Elevated levels of IL-1Ra were associated with an increased risk of developing type 2 diabetes in this nested case-control study. We found a slight attenuation of this association when adjusting for waist circumference, which is consistent with IL-1Ra production in adipose tissue (13
). It is remarkable that the association was stable to adjustment for a range of further potential confounders, including fasting glucose and insulin. However, adjustment for 2-h glucose attenuated the association. This finding could be interpreted to indicate that increased IL-1Ra levels are a reaction to and not a cause of early postprandial hyperglycemia before the onset of diabetes. Studies with measurements of glycemic markers and IL-1Ra at multiple time points and analysis of their trajectories will be needed to clarify this point.
Our findings expand observations from cross-sectional studies that reported elevated levels of IL-1Ra in the circulation of individuals with obesity and insulin resistance (8
).
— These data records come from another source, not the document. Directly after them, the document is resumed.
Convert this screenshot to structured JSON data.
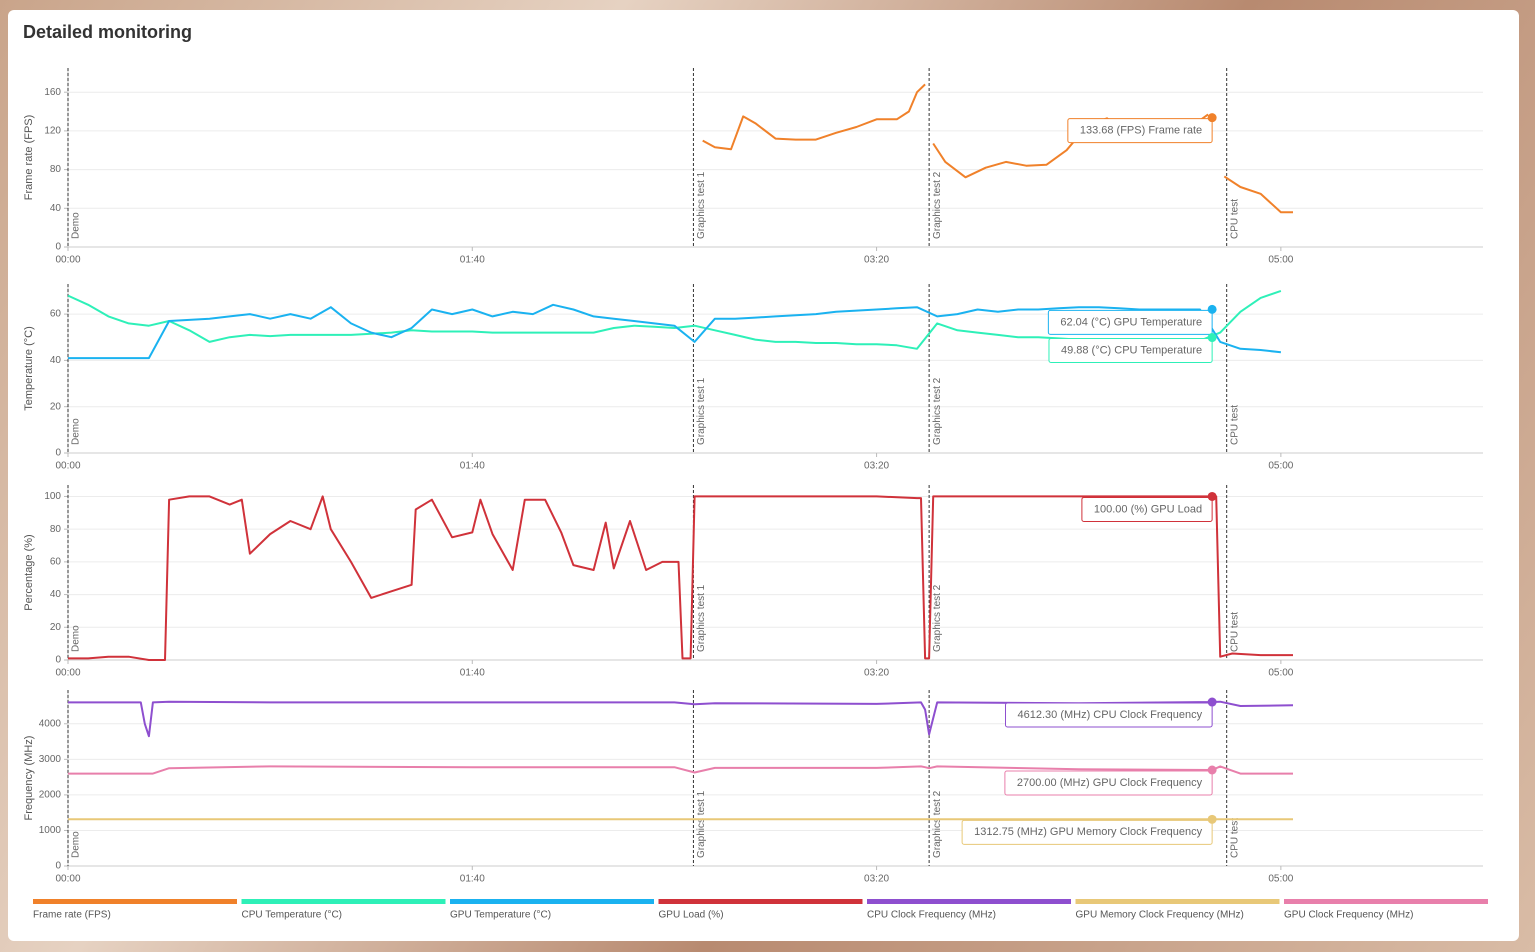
{
  "title": "Detailed monitoring",
  "markers": [
    {
      "x": 0,
      "label": "Demo"
    },
    {
      "x": 154.7,
      "label": "Graphics test 1"
    },
    {
      "x": 213,
      "label": "Graphics test 2"
    },
    {
      "x": 286.6,
      "label": "CPU test"
    }
  ],
  "chart_data": [
    {
      "type": "line",
      "ylabel": "Frame rate (FPS)",
      "xlim": [
        0,
        350
      ],
      "xticks": [
        {
          "value": 0,
          "label": "00:00"
        },
        {
          "value": 100,
          "label": "01:40"
        },
        {
          "value": 200,
          "label": "03:20"
        },
        {
          "value": 300,
          "label": "05:00"
        }
      ],
      "ylim": [
        0,
        185
      ],
      "yticks": [
        0,
        40,
        80,
        120,
        160
      ],
      "grid": true,
      "x": [
        157,
        160,
        164,
        167,
        170,
        175,
        180,
        185,
        190,
        195,
        200,
        205,
        208,
        210,
        212,
        213,
        214,
        217,
        222,
        227,
        232,
        237,
        242,
        247,
        252,
        257,
        262,
        267,
        272,
        277,
        282,
        284,
        286,
        290,
        295,
        300,
        303
      ],
      "series": [
        {
          "name": "Frame rate (FPS)",
          "color": "#f0812a",
          "values": [
            110,
            103,
            101,
            135,
            128,
            112,
            111,
            111,
            118,
            124,
            132,
            132,
            140,
            160,
            168,
            null,
            107,
            88,
            72,
            82,
            88,
            84,
            85,
            100,
            125,
            133,
            115,
            115,
            110,
            122,
            137,
            null,
            73,
            62,
            55,
            36,
            36
          ]
        }
      ],
      "annotations": [
        {
          "x": 283,
          "y": 133.68,
          "label": "133.68 (FPS) Frame rate",
          "color": "#f0812a"
        }
      ]
    },
    {
      "type": "line",
      "ylabel": "Temperature (°C)",
      "xlim": [
        0,
        350
      ],
      "xticks": [
        {
          "value": 0,
          "label": "00:00"
        },
        {
          "value": 100,
          "label": "01:40"
        },
        {
          "value": 200,
          "label": "03:20"
        },
        {
          "value": 300,
          "label": "05:00"
        }
      ],
      "ylim": [
        0,
        73
      ],
      "yticks": [
        0,
        20,
        40,
        60
      ],
      "grid": true,
      "x": [
        0,
        5,
        10,
        15,
        20,
        25,
        30,
        35,
        40,
        45,
        50,
        55,
        60,
        65,
        70,
        75,
        80,
        85,
        90,
        95,
        100,
        105,
        110,
        115,
        120,
        125,
        130,
        135,
        140,
        145,
        150,
        155,
        160,
        165,
        170,
        175,
        180,
        185,
        190,
        195,
        200,
        205,
        210,
        215,
        220,
        225,
        230,
        235,
        240,
        245,
        250,
        255,
        260,
        265,
        270,
        275,
        280,
        285,
        290,
        295,
        300
      ],
      "series": [
        {
          "name": "CPU Temperature (°C)",
          "color": "#2ef0b8",
          "values": [
            68,
            64,
            59,
            56,
            55,
            57,
            53,
            48,
            50,
            51,
            50.5,
            51,
            51,
            51,
            51,
            51.5,
            52,
            53,
            52.5,
            52.5,
            52.5,
            52,
            52,
            52,
            52,
            52,
            52,
            54,
            55,
            54.5,
            54,
            55,
            53,
            51,
            49,
            48,
            48,
            47.5,
            47.5,
            47,
            47,
            46.5,
            45,
            56,
            53,
            52,
            51,
            50,
            50,
            49.5,
            49,
            48.5,
            48.5,
            48.5,
            48.5,
            48.5,
            48.5,
            52,
            61,
            67,
            70
          ]
        },
        {
          "name": "GPU Temperature (°C)",
          "color": "#1ab2f0",
          "values": [
            41,
            41,
            41,
            41,
            41,
            57,
            57.5,
            58,
            59,
            60,
            58,
            60,
            58,
            63,
            56,
            52,
            50,
            54,
            62,
            60,
            62,
            59,
            61,
            60,
            64,
            62,
            59,
            58,
            57,
            56,
            55,
            48,
            58,
            58,
            58.5,
            59,
            59.5,
            60,
            61,
            61.5,
            62,
            62.5,
            63,
            59,
            60,
            62,
            61,
            62,
            62,
            62.5,
            63,
            63,
            62.5,
            62,
            62,
            62,
            62,
            48,
            45,
            44.5,
            43.5
          ]
        }
      ],
      "annotations": [
        {
          "x": 283,
          "y": 62.04,
          "label": "62.04 (°C) GPU Temperature",
          "color": "#1ab2f0"
        },
        {
          "x": 283,
          "y": 49.88,
          "label": "49.88 (°C) CPU Temperature",
          "color": "#2ef0b8"
        }
      ]
    },
    {
      "type": "line",
      "ylabel": "Percentage (%)",
      "xlim": [
        0,
        350
      ],
      "xticks": [
        {
          "value": 0,
          "label": "00:00"
        },
        {
          "value": 100,
          "label": "01:40"
        },
        {
          "value": 200,
          "label": "03:20"
        },
        {
          "value": 300,
          "label": "05:00"
        }
      ],
      "ylim": [
        0,
        107
      ],
      "yticks": [
        0,
        20,
        40,
        60,
        80,
        100
      ],
      "grid": true,
      "x": [
        0,
        5,
        10,
        15,
        20,
        24,
        25,
        30,
        35,
        40,
        43,
        45,
        50,
        55,
        60,
        63,
        65,
        70,
        75,
        80,
        85,
        86,
        90,
        95,
        100,
        102,
        105,
        110,
        113,
        118,
        122,
        125,
        130,
        133,
        135,
        139,
        143,
        147,
        151,
        152,
        154,
        155,
        160,
        180,
        200,
        210,
        211,
        212,
        213,
        214,
        230,
        260,
        283,
        284,
        285,
        288,
        295,
        303
      ],
      "series": [
        {
          "name": "GPU Load (%)",
          "color": "#d0323a",
          "values": [
            1,
            1,
            2,
            2,
            0,
            0,
            98,
            100,
            100,
            95,
            98,
            65,
            77,
            85,
            80,
            100,
            80,
            60,
            38,
            42,
            46,
            92,
            98,
            75,
            78,
            98,
            77,
            55,
            98,
            98,
            78,
            58,
            55,
            84,
            56,
            85,
            55,
            60,
            60,
            1,
            1,
            100,
            100,
            100,
            100,
            99,
            99,
            1,
            1,
            100,
            100,
            100,
            100,
            100,
            2,
            4,
            3,
            3
          ]
        }
      ],
      "annotations": [
        {
          "x": 283,
          "y": 100.0,
          "label": "100.00 (%) GPU Load",
          "color": "#d0323a"
        }
      ]
    },
    {
      "type": "line",
      "ylabel": "Frequency (MHz)",
      "xlim": [
        0,
        350
      ],
      "xticks": [
        {
          "value": 0,
          "label": "00:00"
        },
        {
          "value": 100,
          "label": "01:40"
        },
        {
          "value": 200,
          "label": "03:20"
        },
        {
          "value": 300,
          "label": "05:00"
        }
      ],
      "ylim": [
        0,
        4950
      ],
      "yticks": [
        0,
        1000,
        2000,
        3000,
        4000
      ],
      "grid": true,
      "x": [
        0,
        10,
        18,
        19,
        20,
        21,
        25,
        50,
        100,
        150,
        155,
        160,
        200,
        211,
        212,
        213,
        215,
        250,
        283,
        285,
        290,
        303
      ],
      "series": [
        {
          "name": "CPU Clock Frequency (MHz)",
          "color": "#8e4fcf",
          "values": [
            4600,
            4600,
            4600,
            4000,
            3650,
            4600,
            4620,
            4600,
            4600,
            4600,
            4550,
            4580,
            4560,
            4600,
            4400,
            3700,
            4600,
            4580,
            4612.3,
            4620,
            4500,
            4520
          ]
        },
        {
          "name": "GPU Memory Clock Frequency (MHz)",
          "color": "#e8c878",
          "values": [
            1312.75,
            1312.75,
            1312.75,
            1312.75,
            1312.75,
            1312.75,
            1312.75,
            1312.75,
            1312.75,
            1312.75,
            1312.75,
            1312.75,
            1312.75,
            1312.75,
            1312.75,
            1312.75,
            1312.75,
            1312.75,
            1312.75,
            1312.75,
            1312.75,
            1312.75
          ]
        },
        {
          "name": "GPU Clock Frequency (MHz)",
          "color": "#e87fab",
          "values": [
            2600,
            2600,
            2600,
            2600,
            2600,
            2600,
            2750,
            2800,
            2780,
            2780,
            2630,
            2760,
            2760,
            2800,
            2780,
            2750,
            2800,
            2720,
            2700,
            2800,
            2600,
            2600
          ]
        }
      ],
      "annotations": [
        {
          "x": 283,
          "y": 4612.3,
          "label": "4612.30 (MHz) CPU Clock Frequency",
          "color": "#8e4fcf"
        },
        {
          "x": 283,
          "y": 2700.0,
          "label": "2700.00 (MHz) GPU Clock Frequency",
          "color": "#e87fab"
        },
        {
          "x": 283,
          "y": 1312.75,
          "label": "1312.75 (MHz) GPU Memory Clock Frequency",
          "color": "#e8c878"
        }
      ]
    }
  ]
}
Thus, individuals who will develop type 2 diabetes are characterized not only by an upregulation of proinflammatory immune mediators (1
) but also by the upregulation of at least one anti-inflammatory immune marker. Because animal studies and a recent clinical trial indicated that administration of IL-1Ra attenuates subclinical inflammation, supports β-cell function/insulin secretion, and may also improve insulin sensitivity (6
), it is tempting to speculate that elevated IL-1Ra levels in individuals at risk of type 2 diabetes may be an attempt to counteract the proinflammatory effects of interleukin-1β and to preserve insulin secretion and insulin sensitivity—an effort that eventually fails. However, our data cannot rule out the alternative interpretation that IL-1Ra has additional metabolic effects beyond the inhibition of interleukin-1β that could lead to insulin resistance and type 2 diabetes.
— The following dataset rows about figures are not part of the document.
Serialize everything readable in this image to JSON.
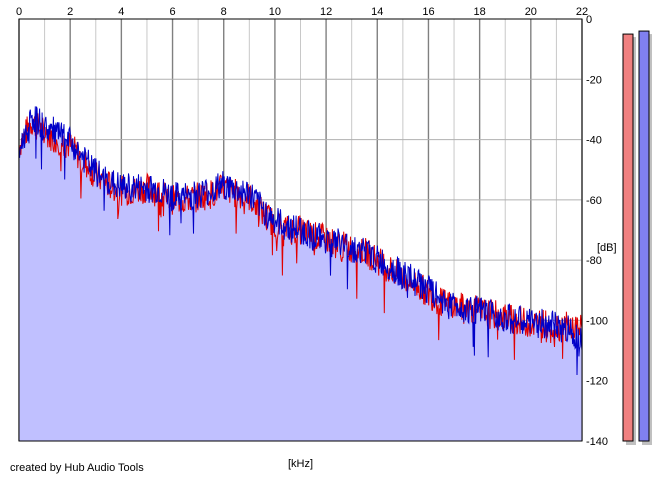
{
  "chart_data": {
    "type": "area",
    "x_unit_label": "[kHz]",
    "y_unit_label": "[dB]",
    "x_ticks": [
      "0",
      "2",
      "4",
      "6",
      "8",
      "10",
      "12",
      "14",
      "16",
      "18",
      "20",
      "22"
    ],
    "y_ticks": [
      "0",
      "-20",
      "-40",
      "-60",
      "-80",
      "-100",
      "-120",
      "-140"
    ],
    "xlim": [
      0,
      22
    ],
    "ylim": [
      -140,
      0
    ],
    "grid": true,
    "x": [
      0,
      0.5,
      1,
      1.5,
      2,
      2.5,
      3,
      3.5,
      4,
      4.5,
      5,
      5.5,
      6,
      6.5,
      7,
      7.5,
      8,
      8.5,
      9,
      9.5,
      10,
      10.5,
      11,
      11.5,
      12,
      12.5,
      13,
      13.5,
      14,
      14.5,
      15,
      15.5,
      16,
      16.5,
      17,
      17.5,
      18,
      18.5,
      19,
      19.5,
      20,
      20.5,
      21,
      21.5,
      22
    ],
    "series": [
      {
        "color": "#e00000",
        "values": [
          -42,
          -34,
          -38,
          -40,
          -42,
          -47,
          -52,
          -55,
          -57,
          -57,
          -56,
          -58,
          -60,
          -60,
          -59,
          -58,
          -56,
          -58,
          -59,
          -64,
          -68,
          -70,
          -70,
          -72,
          -73,
          -75,
          -76,
          -77,
          -80,
          -83,
          -86,
          -88,
          -91,
          -94,
          -95,
          -96,
          -97,
          -98,
          -99,
          -100,
          -101,
          -101,
          -102,
          -102,
          -103
        ]
      },
      {
        "color": "#0000c8",
        "values": [
          -44,
          -32,
          -36,
          -38,
          -41,
          -46,
          -51,
          -54,
          -56,
          -56,
          -56,
          -57,
          -59,
          -59,
          -58,
          -57,
          -55,
          -57,
          -58,
          -63,
          -67,
          -69,
          -70,
          -72,
          -73,
          -74,
          -76,
          -77,
          -80,
          -82,
          -85,
          -87,
          -90,
          -93,
          -95,
          -96,
          -97,
          -98,
          -99,
          -100,
          -101,
          -101,
          -102,
          -103,
          -106
        ]
      }
    ],
    "fill_color": "#c0c0ff",
    "level_meters": [
      {
        "color": "#f08080",
        "level_db": -5
      },
      {
        "color": "#8080f0",
        "level_db": -4
      }
    ]
  },
  "credit": "created by Hub Audio Tools"
}
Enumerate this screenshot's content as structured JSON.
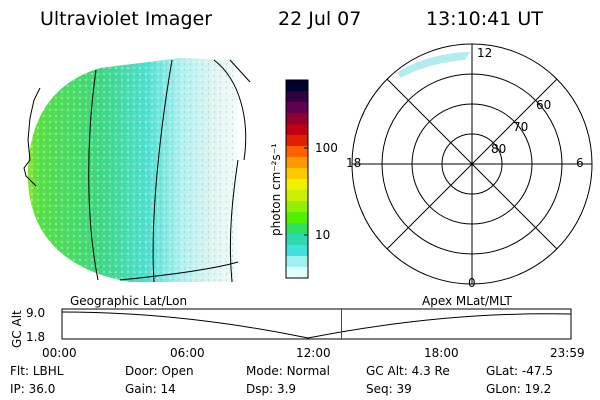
{
  "header": {
    "instrument": "Ultraviolet Imager",
    "date": "22 Jul 07",
    "time": "13:10:41 UT"
  },
  "colorbar": {
    "label": "photon cm⁻²s⁻¹",
    "ticks": [
      "100",
      "10"
    ]
  },
  "polar": {
    "mlt_labels": [
      "12",
      "18",
      "6",
      "0"
    ],
    "lat_labels": [
      "60",
      "70",
      "80"
    ]
  },
  "timeline": {
    "left_caption": "Geographic Lat/Lon",
    "right_caption": "Apex MLat/MLT",
    "y_axis_label": "GC Alt",
    "y_ticks": [
      "9.0",
      "1.8"
    ],
    "x_ticks": [
      "00:00",
      "06:00",
      "12:00",
      "18:00",
      "23:59"
    ],
    "current_time_fraction": 0.5491,
    "marker_color": "#e00000"
  },
  "footer": {
    "row1": [
      {
        "label": "Flt:",
        "value": "LBHL"
      },
      {
        "label": "Door:",
        "value": "Open"
      },
      {
        "label": "Mode:",
        "value": "Normal"
      },
      {
        "label": "GC Alt:",
        "value": "4.3 Re"
      },
      {
        "label": "GLat:",
        "value": "-47.5"
      }
    ],
    "row2": [
      {
        "label": "IP:",
        "value": "36.0"
      },
      {
        "label": "Gain:",
        "value": "14"
      },
      {
        "label": "Dsp:",
        "value": "3.9"
      },
      {
        "label": "Seq:",
        "value": "39"
      },
      {
        "label": "GLon:",
        "value": "19.2"
      }
    ]
  },
  "colors": {
    "scale": [
      "#000030",
      "#300040",
      "#600050",
      "#900030",
      "#c00010",
      "#e02000",
      "#ff6000",
      "#ff9800",
      "#ffc800",
      "#f0f000",
      "#c8f000",
      "#90f000",
      "#50f000",
      "#30e060",
      "#30d8b0",
      "#40e0e0",
      "#a0f0f0",
      "#e0ffff"
    ]
  }
}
As a potential limitation of the study, it should be mentioned that point estimates and CIs are derived from nonweighted data from a nested case-control study and, therefore, their statistical inference may be restricted and may not represent the best available estimate within the context of the original cohort. Thus, further studies will be needed to support our hypothesis that individuals with high risk of type 2 diabetes are characterized by the presence of an early compensatory, anti-inflammatory response that precedes the development of the disease. This hypothesis could be tested by the analysis of further, mainly anti-inflammatory immune mediators, such as interleukin-10 or transforming growth factor-β in additional cohorts.